= Arthur Knowles Sabin =

Arthur Knowles Sabin (1879-1959), was a writer, poet and printer, best known for his development of the Bethnal Green Museum, now the Young V&A, in London.

==Life==
Arthur K Sabin was born in Rotherham in 1879, the son of a Sheffield steel worker. He was largely self-educated. He married Elizabeth Thompson in 1903.

He moved to Cranleigh, in Surrey. Here he wrote several poems, and became involved in the Samurai Press, which had been set up in Norwich by Harold Browne and Harold Monro. The press had moved to Cranleigh in 1906.

In 1909, he took up a post as Keeper at the Victoria and Albert Museum and bought a house at 14 Palmerston Road, East Sheen, where he established a printing press in a shed. He issued several books and pamphlets which are now collector's items, under the imprint of the Temple Sheen Press.
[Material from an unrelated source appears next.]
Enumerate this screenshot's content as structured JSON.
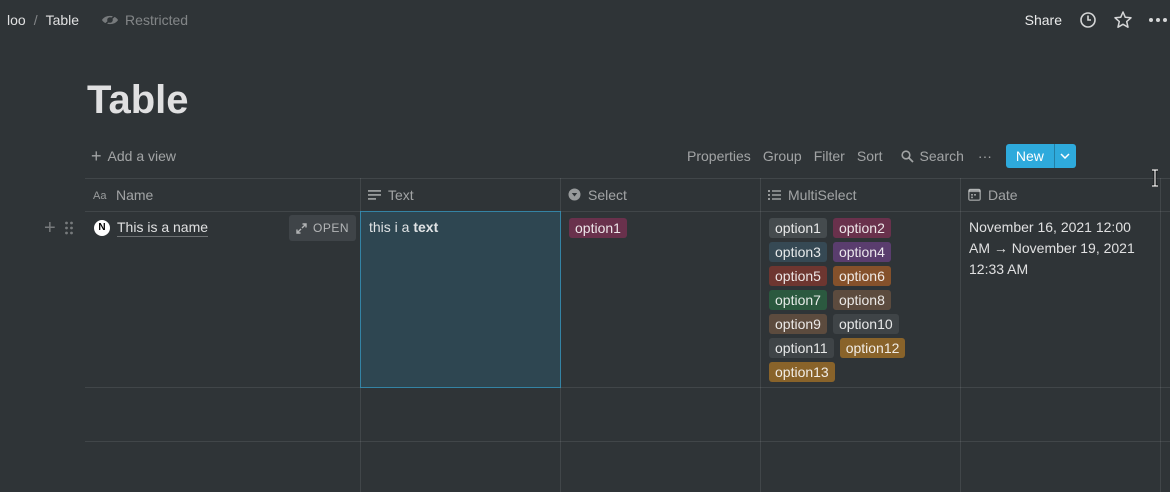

In 1922, he was appointed as curator of the Victoria and Albert's Bethnal Green Museum, and left East Sheen. Noting how children were bored by the museum’s contents and layout, he began to collect toys and other childhood-related items. He was enthusiastically supported by Queen Mary, who donated some of her own childhood toys, and Mary Greg. He remained in this post until 1940.

He died in 1959.

==Literary output==
- Typhon and other Poems (1902)
- The Death of Icarus and Other Poems, together with a new translation in terza rima from the Purgatory of Dante (Canto XXVIII.) (1906)
- The Wayfarers (1907)
- The rustic choir and other poems (1908)
- Dante and Beatrice (1908)
- Medea and Circe, and other poems, with an introduction by Richard G. Moulton (1911)
- War Harvest 1914 (1914)
- Christmas 1914 (1914)
- New poems (1915)
- War posters issued by belligerent and neutral nations 1914-1919(1920: with Martin Hardie)
- East London Poems and others (1931)

Sabin was also responsible for several catalogues at the Victoria and Albert and Bethnal Green Museums.